Washington (CNN)A new Kennedy in the Senate, fresh rumblings about Cabinet appointments and a look at Donald Trump's inner circle: It's all part of this week's "Inside Politics" forecast, where you get a taste of tomorrow's news today.

1) From foe to colleague?

    Donald Trump was one of 17 candidates for the Republican presidential nomination.
    CNN's John King
    So far, just one of the other 16 is in line for a Trump Cabinet job: Ben Carson, who is the President-elect's choice to lead the Department of Housing and Urban Development.
    Will that be it?
    Maybe, but there are a few jobs still open -- the Energy Department among them -- and a well-sourced Republican suggests to CNN that former Texas Gov. Rick Perry might still emerge as a Cabinet choice.
    During the primaries, Perry called Trump a "cancer on conservatism." But he later became a Trump surrogate.

    2) The heiress aiding Trump's transition

    If you want a plum job in the new Trump administration, it helps to have the Black Widow as an ally.
    Bloomberg's Jennifer Jacobs
    As in Rebekah Mercer, who chose the superhero spy as her costume at her family's annual "Heroes and Villains" party.
    Mercer, 43, is the daughter of a billionaire hedge fund manager and was a predominant Trump supporter. Now, Jennifer Jacobs of Bloomberg Politics reports she has become a gatekeeper, helping decide who gets considered for major administration posts.
    "Her talent is for bringing in talent. She has her fingerprints on everything from the search for Secretary of State to the Press Secretary to the new GOP chairman," Jacobs says. "What's interesting about her (is that) her family has pushed for years this agenda, this anti-establishment populist agenda, and now she is one of the main influencers for the Trump cabinet."

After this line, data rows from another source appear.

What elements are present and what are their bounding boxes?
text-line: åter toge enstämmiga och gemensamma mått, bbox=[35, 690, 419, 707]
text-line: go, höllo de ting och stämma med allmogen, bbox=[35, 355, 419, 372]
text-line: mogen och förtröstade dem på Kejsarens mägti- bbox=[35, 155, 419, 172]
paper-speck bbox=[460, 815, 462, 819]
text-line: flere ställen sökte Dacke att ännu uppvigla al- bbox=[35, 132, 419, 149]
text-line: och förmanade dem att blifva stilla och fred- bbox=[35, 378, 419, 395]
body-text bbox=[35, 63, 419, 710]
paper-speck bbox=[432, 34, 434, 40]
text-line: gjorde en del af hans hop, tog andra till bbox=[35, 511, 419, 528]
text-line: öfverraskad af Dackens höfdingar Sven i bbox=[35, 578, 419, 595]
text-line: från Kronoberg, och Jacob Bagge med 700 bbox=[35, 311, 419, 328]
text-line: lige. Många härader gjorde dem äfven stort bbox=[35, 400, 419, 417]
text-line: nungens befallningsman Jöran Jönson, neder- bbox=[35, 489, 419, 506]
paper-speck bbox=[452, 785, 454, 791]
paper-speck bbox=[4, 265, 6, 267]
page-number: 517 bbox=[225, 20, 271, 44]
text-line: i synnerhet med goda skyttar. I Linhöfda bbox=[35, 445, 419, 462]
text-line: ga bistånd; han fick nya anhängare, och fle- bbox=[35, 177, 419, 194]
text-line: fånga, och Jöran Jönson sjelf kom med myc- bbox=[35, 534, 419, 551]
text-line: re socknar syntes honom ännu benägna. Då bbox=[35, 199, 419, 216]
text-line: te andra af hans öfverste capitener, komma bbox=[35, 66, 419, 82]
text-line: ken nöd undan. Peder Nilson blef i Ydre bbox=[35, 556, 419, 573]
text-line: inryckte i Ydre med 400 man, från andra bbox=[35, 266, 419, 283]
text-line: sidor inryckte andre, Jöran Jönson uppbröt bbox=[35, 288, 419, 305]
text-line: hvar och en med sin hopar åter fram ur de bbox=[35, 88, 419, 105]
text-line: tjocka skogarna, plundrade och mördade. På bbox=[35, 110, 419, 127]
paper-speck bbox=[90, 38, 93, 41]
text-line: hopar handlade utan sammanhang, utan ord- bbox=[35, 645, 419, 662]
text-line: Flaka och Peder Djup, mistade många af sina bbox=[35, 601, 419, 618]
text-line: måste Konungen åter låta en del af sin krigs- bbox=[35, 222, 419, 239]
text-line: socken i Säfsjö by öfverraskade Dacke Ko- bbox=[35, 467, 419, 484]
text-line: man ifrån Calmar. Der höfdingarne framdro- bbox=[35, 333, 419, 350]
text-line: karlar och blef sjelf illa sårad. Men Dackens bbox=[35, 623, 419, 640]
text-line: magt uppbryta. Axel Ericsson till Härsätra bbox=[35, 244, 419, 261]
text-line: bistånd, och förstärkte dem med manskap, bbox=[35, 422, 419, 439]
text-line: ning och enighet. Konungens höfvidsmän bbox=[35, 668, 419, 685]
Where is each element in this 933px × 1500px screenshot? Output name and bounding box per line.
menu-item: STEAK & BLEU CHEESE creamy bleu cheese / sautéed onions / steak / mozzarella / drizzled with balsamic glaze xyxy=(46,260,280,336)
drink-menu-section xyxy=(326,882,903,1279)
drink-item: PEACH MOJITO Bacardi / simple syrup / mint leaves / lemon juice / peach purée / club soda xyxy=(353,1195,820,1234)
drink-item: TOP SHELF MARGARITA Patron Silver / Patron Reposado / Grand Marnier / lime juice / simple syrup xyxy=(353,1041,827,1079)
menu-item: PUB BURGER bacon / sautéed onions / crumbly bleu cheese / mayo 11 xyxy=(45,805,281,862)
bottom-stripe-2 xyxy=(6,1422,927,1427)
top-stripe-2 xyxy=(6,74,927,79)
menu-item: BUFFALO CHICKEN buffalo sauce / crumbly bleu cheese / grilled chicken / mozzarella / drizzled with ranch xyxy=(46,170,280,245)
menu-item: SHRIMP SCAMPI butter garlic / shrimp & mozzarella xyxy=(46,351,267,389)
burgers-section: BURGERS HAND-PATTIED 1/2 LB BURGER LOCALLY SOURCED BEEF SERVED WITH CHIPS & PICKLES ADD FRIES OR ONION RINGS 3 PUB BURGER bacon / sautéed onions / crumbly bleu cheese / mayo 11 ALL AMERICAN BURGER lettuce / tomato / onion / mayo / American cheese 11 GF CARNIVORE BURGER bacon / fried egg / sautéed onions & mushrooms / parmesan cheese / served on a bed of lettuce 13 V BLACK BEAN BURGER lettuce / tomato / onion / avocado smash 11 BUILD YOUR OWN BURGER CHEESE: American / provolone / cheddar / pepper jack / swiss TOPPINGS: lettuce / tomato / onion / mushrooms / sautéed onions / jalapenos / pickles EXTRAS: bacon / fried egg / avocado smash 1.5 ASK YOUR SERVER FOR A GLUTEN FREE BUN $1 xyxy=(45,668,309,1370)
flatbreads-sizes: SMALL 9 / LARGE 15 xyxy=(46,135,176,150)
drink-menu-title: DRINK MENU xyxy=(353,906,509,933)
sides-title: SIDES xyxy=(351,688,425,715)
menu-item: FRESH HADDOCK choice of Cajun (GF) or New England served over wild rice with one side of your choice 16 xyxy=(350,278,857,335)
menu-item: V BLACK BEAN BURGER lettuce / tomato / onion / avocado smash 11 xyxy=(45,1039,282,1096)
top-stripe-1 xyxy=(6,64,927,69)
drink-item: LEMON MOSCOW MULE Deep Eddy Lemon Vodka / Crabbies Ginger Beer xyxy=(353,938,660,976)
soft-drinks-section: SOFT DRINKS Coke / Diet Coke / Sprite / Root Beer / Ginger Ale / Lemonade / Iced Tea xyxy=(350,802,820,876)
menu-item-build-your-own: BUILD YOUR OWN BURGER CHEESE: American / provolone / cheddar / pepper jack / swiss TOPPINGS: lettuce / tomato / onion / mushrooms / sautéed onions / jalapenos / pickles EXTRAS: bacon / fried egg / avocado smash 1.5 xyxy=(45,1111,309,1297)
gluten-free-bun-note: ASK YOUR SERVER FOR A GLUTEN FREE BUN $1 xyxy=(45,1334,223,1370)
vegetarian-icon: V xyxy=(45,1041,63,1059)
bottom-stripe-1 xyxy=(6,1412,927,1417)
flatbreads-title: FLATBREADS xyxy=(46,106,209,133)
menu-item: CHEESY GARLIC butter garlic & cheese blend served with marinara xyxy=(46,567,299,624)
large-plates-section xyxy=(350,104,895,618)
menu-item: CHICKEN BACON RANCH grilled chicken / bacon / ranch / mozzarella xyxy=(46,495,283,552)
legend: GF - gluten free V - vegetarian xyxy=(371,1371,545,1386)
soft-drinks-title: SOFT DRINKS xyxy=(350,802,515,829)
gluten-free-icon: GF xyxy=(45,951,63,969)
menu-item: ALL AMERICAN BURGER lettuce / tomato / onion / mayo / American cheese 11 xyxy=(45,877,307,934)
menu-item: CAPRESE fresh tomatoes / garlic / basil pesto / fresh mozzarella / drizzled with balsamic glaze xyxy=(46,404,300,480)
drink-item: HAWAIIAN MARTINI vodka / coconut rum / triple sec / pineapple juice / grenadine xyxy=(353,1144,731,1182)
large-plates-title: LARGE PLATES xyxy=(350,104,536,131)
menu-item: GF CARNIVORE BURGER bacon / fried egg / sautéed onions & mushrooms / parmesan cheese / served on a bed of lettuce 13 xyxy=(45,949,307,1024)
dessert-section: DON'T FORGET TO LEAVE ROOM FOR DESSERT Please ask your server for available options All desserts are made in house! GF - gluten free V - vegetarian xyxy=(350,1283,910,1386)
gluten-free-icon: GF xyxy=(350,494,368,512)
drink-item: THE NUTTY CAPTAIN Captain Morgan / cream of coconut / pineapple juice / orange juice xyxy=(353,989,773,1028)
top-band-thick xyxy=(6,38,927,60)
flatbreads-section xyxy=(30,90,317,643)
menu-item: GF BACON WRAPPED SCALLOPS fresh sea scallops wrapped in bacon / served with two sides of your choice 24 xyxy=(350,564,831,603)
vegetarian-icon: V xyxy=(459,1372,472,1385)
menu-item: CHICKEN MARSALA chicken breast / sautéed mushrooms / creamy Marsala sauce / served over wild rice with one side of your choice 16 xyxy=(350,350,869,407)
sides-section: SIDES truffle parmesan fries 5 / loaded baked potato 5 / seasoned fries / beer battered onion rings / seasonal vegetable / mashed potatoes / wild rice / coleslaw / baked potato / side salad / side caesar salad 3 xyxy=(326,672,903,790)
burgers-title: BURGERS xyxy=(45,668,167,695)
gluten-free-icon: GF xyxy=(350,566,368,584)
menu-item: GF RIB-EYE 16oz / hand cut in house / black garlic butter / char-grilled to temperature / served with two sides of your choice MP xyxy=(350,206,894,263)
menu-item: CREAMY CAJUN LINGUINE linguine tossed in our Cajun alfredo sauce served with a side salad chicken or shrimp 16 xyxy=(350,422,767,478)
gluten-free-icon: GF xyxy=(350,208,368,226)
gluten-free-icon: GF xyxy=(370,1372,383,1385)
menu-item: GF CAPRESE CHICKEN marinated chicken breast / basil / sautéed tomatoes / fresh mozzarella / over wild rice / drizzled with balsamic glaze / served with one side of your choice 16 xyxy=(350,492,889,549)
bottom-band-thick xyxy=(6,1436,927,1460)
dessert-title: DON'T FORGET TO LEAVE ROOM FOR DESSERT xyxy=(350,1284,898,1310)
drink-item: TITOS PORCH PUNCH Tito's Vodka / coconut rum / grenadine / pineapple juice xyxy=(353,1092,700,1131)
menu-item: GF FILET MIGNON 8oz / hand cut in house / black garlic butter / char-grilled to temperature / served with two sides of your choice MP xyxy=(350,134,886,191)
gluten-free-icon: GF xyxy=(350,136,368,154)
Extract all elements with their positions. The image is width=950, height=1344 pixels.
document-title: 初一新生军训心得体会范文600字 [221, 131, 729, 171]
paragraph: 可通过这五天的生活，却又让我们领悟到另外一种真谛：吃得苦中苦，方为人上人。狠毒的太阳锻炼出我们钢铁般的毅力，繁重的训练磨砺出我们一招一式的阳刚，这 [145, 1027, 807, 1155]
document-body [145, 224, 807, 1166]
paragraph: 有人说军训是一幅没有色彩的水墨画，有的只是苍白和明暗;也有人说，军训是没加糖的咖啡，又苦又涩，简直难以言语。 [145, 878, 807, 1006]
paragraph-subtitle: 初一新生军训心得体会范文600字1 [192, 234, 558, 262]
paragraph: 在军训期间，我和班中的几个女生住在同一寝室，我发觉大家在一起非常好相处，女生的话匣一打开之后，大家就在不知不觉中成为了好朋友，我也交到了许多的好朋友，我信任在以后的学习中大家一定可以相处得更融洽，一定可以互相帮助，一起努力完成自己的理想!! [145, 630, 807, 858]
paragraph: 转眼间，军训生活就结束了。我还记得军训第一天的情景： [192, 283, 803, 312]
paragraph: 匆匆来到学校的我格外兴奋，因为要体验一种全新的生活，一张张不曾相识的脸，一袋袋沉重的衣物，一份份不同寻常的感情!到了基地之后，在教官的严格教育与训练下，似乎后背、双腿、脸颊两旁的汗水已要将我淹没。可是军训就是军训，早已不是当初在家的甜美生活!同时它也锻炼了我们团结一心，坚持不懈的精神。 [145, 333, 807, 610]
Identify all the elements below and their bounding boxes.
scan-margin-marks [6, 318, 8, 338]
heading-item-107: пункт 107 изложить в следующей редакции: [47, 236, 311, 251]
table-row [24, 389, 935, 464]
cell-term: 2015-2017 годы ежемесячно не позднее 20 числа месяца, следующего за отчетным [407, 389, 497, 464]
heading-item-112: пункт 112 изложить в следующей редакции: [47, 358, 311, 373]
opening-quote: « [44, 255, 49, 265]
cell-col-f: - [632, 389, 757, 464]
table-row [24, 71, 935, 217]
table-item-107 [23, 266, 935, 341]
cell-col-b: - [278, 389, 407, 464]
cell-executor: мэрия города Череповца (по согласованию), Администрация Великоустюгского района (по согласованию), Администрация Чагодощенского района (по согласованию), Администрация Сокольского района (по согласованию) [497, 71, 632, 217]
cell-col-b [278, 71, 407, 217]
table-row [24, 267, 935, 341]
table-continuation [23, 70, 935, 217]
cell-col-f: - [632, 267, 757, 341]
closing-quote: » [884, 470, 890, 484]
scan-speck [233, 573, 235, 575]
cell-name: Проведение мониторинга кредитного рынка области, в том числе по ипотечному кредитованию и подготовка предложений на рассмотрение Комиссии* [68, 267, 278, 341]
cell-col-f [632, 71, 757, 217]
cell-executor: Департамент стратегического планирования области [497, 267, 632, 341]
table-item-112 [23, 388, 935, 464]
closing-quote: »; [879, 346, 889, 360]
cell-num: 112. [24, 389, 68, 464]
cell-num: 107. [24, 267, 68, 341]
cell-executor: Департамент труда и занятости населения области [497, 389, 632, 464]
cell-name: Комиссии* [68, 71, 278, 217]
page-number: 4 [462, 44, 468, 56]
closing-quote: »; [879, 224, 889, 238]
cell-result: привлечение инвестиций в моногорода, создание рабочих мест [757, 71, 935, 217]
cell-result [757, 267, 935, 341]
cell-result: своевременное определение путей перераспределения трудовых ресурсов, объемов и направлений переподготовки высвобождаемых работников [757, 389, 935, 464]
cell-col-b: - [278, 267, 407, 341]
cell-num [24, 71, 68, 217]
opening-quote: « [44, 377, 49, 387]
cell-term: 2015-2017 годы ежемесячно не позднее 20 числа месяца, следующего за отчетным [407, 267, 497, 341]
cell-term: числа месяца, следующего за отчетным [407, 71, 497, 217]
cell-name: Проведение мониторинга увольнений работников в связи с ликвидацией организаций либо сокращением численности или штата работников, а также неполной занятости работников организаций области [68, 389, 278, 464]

    3) Democrats' calculations

    Democrats have many differences with President-elect Trump, from taxes to health care to climate change.
    But there are some issues where there might be agreement, such as infrastructure spending and trade policy. And Democrats are looking at how to use those debates to their policy and political advantage.
    CNN's Manu Raju explains the party's calculations:
    "It raises some concerns among Democrats who believe that the rush to normalize Donald Trump, in their words, will make it harder for them to paint him as an extreme president, " Raju says. "But right now watch for them to look to start to talk about those economic issues, particularly for those senators in difficult races in 2018."

    4) A different kind of Kennedy

    Saturday night brought yet another defeat for the Democrats in 2016, and the irony is rich: GOP candidate John Kennedy won the Senate runoff in Louisiana on Saturday.
    Mary Katharine Ham of The Federalist
    That's right -- a Republican Kennedy in the Senate. This one gives the GOP a 52-48 edge and, as Mary Katharine Ham of The Federalist puts it, a bit of an exclamation point on a roller-coaster election year.
    "I think it's emblematic how far we've come from the conventional wisdom, which was that Democrats had this big coalition of the ascendant. Even in the Southern states, they were going to make these great inroads," Ham says.

    5) John Kerry's next act

    John Kerry is pondering his next act after a long career in politics.
    He was lieutenant governor of Massachusetts, then a United States senator. In 2004 he was the Democratic presidential nominee, and is now wrapping up four busy years as Secretary of State.
    So what next? Matt Viser of The Boston Globe shared his reporting on Kerry's thinking, beginning with what could be an awkward transition at the State Department.
    "Kerry will work from the outside still on climate change," Viser reports. "It's a big passion of his, but for the first time since 1983 outside of public office."